Por evidente, buscar o dinheiro do exterior pelas vias tradicionais é uma solução que apresenta diversos problemas: além de custosa, a medida esbarra no grande tempo necessário para ser concretizada. Primeiramente, deve-se demonstrar cabalmente os valores presentes no exterior (o que poderia ser feito tanto através da quebra de sigilo fiscal quanto por meio de informações de remessa do Banco Central), para em seguida buscar um provimento jurisdicional no Brasil. Somente após, mediante o envio de uma carta rogatória, cujo cumprimento passa pelo STJ, pelo Ministério da Justiça e ainda encontra óbices burocráticos conforme o país deprecado tenha ou não acordo de cooperação com o Brasil, é que seria possível executar eventual bloqueio de bens. Por evidente, nesse meio tempo seria perfeitamente possível que o cônjuge de má-fé movimente o dinheiro, mude-o de país ou adquira bens no exterior em nome de terceiros, tornando praticamente impossível o rastreamento dos valores.

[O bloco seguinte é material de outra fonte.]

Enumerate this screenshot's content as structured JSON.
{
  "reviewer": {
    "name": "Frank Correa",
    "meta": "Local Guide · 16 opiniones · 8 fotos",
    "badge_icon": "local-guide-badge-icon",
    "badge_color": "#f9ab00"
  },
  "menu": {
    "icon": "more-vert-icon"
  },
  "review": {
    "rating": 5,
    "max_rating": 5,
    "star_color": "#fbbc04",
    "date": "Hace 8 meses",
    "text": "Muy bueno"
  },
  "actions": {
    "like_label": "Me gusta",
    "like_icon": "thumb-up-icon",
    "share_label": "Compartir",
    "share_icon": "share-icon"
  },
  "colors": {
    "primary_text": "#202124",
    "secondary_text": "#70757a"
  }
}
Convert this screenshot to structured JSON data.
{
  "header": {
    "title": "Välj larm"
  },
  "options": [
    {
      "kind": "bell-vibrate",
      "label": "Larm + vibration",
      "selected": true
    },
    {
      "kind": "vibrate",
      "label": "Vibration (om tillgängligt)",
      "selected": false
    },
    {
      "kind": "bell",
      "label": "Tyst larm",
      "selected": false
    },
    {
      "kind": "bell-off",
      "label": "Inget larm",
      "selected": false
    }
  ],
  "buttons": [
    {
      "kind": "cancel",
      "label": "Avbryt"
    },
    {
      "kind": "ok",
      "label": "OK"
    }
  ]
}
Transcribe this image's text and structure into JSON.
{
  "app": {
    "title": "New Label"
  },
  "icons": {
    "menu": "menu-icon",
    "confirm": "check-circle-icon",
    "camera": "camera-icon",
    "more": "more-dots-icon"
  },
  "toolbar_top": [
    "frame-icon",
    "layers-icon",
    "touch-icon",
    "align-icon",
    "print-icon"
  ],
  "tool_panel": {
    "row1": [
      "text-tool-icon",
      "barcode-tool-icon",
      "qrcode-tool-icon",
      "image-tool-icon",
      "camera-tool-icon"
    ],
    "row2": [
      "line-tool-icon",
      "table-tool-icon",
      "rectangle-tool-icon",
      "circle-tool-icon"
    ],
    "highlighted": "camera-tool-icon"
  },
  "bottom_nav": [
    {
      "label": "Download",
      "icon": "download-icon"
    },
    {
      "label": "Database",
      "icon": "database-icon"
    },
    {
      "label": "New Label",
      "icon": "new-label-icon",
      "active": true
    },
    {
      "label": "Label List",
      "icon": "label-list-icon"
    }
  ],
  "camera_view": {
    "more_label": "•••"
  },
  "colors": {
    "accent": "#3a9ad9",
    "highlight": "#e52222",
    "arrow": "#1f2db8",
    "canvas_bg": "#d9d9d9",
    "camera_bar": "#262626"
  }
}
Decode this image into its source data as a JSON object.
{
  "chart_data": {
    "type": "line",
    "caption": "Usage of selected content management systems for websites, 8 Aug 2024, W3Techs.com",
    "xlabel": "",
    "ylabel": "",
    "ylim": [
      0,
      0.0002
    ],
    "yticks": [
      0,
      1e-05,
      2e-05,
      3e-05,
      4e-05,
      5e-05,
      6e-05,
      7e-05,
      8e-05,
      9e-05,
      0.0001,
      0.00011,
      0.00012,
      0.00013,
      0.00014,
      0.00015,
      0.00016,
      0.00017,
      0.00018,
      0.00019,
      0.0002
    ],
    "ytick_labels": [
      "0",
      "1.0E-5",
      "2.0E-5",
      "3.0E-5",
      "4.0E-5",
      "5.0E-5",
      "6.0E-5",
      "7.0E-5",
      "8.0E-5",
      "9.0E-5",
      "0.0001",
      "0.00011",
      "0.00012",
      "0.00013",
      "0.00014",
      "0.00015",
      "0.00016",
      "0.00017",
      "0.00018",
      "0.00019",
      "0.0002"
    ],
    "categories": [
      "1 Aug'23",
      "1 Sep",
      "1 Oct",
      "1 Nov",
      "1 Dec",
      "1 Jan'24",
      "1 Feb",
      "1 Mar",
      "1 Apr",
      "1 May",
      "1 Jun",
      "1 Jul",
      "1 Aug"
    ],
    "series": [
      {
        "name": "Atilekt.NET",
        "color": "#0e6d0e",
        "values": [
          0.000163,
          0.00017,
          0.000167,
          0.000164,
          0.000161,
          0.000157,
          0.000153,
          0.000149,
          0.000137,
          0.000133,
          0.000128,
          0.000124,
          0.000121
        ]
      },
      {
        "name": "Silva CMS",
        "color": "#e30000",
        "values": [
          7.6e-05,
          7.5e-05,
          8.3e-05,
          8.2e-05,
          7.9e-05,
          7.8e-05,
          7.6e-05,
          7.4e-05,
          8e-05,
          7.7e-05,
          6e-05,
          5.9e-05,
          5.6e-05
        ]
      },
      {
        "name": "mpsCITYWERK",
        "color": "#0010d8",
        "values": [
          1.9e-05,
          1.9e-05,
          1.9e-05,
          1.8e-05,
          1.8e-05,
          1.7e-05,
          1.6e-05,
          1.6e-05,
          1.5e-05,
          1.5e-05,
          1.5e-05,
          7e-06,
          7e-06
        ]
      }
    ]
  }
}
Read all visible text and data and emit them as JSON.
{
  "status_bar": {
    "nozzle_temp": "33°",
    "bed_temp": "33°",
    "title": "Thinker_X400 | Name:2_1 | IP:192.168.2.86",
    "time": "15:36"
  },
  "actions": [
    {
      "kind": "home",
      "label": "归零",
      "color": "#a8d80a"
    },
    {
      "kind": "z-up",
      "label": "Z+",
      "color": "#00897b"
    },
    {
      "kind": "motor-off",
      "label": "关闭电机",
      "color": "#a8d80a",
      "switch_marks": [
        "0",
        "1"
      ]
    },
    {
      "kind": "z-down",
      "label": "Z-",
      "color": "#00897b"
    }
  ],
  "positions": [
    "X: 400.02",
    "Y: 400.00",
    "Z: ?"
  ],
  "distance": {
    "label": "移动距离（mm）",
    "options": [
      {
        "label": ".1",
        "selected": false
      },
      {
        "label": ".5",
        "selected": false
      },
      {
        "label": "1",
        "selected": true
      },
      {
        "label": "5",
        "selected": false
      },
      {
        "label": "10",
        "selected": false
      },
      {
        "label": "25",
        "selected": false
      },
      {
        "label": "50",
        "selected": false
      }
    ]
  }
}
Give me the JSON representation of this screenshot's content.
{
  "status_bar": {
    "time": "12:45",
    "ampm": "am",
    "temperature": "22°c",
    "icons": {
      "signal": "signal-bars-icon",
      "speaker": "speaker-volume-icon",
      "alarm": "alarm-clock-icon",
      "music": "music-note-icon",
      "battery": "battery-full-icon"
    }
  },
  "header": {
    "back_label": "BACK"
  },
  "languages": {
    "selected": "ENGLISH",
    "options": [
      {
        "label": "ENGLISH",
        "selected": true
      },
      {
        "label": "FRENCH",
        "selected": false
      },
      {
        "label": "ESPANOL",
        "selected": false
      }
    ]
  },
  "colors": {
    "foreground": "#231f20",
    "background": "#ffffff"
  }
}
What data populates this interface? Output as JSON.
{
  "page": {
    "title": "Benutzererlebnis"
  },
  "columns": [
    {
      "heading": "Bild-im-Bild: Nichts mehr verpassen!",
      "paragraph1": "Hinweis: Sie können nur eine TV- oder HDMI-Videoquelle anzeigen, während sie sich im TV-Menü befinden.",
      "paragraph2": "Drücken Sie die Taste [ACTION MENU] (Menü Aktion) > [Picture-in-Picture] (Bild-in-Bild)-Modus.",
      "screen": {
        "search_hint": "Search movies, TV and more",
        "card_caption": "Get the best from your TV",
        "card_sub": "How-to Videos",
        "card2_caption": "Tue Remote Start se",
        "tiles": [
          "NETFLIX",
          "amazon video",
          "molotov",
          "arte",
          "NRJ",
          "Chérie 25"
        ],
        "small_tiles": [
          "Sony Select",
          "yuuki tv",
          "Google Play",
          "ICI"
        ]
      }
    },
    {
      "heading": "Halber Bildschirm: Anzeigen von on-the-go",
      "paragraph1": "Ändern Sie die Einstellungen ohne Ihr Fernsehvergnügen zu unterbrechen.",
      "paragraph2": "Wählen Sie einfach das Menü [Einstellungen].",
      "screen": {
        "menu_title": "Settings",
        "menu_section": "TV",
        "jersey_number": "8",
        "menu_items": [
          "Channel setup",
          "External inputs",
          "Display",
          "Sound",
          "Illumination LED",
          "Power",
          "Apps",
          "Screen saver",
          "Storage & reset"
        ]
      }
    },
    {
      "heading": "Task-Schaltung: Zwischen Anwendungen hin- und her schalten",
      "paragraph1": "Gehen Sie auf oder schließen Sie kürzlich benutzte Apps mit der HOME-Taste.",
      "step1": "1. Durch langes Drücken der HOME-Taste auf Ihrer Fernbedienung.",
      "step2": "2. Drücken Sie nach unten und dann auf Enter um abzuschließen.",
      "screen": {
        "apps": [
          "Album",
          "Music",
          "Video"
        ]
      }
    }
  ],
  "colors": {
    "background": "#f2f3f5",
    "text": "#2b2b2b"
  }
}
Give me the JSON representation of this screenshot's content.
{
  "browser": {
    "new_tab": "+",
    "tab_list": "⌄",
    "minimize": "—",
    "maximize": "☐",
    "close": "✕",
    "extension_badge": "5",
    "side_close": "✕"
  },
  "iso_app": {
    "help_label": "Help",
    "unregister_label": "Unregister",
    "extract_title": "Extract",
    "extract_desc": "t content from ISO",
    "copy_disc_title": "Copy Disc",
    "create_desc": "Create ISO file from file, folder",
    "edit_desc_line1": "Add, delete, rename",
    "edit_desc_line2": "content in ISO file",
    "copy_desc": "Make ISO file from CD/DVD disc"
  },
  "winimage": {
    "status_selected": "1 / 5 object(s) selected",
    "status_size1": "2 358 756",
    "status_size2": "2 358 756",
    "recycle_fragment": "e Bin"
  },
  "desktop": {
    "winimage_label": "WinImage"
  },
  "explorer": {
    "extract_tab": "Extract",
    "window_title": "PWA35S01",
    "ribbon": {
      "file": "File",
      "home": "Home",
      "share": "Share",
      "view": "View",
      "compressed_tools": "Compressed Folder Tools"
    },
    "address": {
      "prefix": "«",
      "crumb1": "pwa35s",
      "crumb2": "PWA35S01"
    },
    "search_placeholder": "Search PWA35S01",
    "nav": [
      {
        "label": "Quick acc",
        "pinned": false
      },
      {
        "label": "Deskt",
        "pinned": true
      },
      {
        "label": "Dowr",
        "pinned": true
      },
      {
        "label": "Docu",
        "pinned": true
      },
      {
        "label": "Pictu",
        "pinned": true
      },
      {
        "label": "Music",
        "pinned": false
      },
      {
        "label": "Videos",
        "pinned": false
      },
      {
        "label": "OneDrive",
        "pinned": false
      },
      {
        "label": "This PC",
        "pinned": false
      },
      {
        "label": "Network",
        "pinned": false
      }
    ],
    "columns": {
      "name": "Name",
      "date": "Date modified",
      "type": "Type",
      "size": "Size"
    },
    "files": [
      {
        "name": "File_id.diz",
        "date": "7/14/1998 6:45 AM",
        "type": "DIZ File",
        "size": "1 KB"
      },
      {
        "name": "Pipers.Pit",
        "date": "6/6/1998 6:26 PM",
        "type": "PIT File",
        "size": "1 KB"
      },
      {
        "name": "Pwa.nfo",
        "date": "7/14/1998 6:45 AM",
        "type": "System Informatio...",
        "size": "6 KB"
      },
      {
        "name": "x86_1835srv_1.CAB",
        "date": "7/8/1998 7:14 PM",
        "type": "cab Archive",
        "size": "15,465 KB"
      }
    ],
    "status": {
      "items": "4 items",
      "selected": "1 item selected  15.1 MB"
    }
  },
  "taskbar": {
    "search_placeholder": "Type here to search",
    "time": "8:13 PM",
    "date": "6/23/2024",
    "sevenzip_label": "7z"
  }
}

Entretanto, o cônjuge prejudicado possui diversas alternativas processuais à sua disposição, hábeis a dissuadir ou pressionar o cônjuge que detém o controle do patrimônio a proceder à partilha ou mesmo entabular um acordo, que economizaria tempo e dinheiro de ambas as partes.

Em um caso concreto que enfrentamos em nosso escritório, apesar do patrimônio em dinheiro do casal estar inteiramente aplicado em uma offshore nas Ilhas Virgens Britânicas, havia diversos imóveis alugados no Brasil, cujos proventos eram partilhados em igual proporção entre os ex-cônjuges. Demonstrada essa situação, foi deferida tutela de urgência incidental para que a metade dos alugueres que seria destinada ao cônjuge detentor do controle patrimonial fosse depositada em conta judicial, até o limite da meação sobre a integralidade do patrimônio, para posterior levantamento do cônjuge hipossuficiente.

Após tal medida, vendo-se repentinamente subtraído de sua principal fonte de renda, o cônjuge que detinha o controle patrimonial viu-se obrigado a firmar acordo, que acabou sendo benéfico para ambas as partes. Se, de um lado, o meeiro hipossuficiente não obteve acesso à integralidade do valor a que faria jus, de outro, evitou uma busca patrimonial que poderia se mostrar extremamente custosa e, ao final, até mesmo inócua.

Contudo, há ainda outras alternativas, denominadas "medidas executivas atípicas". O art. 139, inciso IV, do Código de Processo Civil, prevê que "O juiz dirigirá o processo conforme as disposições deste Código, incumbindo-lhe (...) determinar todas as medidas indutivas, coercitivas, mandamentais ou sub-rogatórias necessárias para assegurar o cumprimento de ordem judicial, inclusive nas ações que tenham por objeto prestação pecuniária". Isso significa que, superadas as tentativas convencionais de busca patrimonial do "devedor", é possível pleitear medidas que induzam a parte ao cumprimento da obrigação. Além disso, nos termos do art. 782, § 3º, do CPC de 2015, nada impede que o nome do devedor seja incluso nos cadastros de proteção ao crédito (SERASA).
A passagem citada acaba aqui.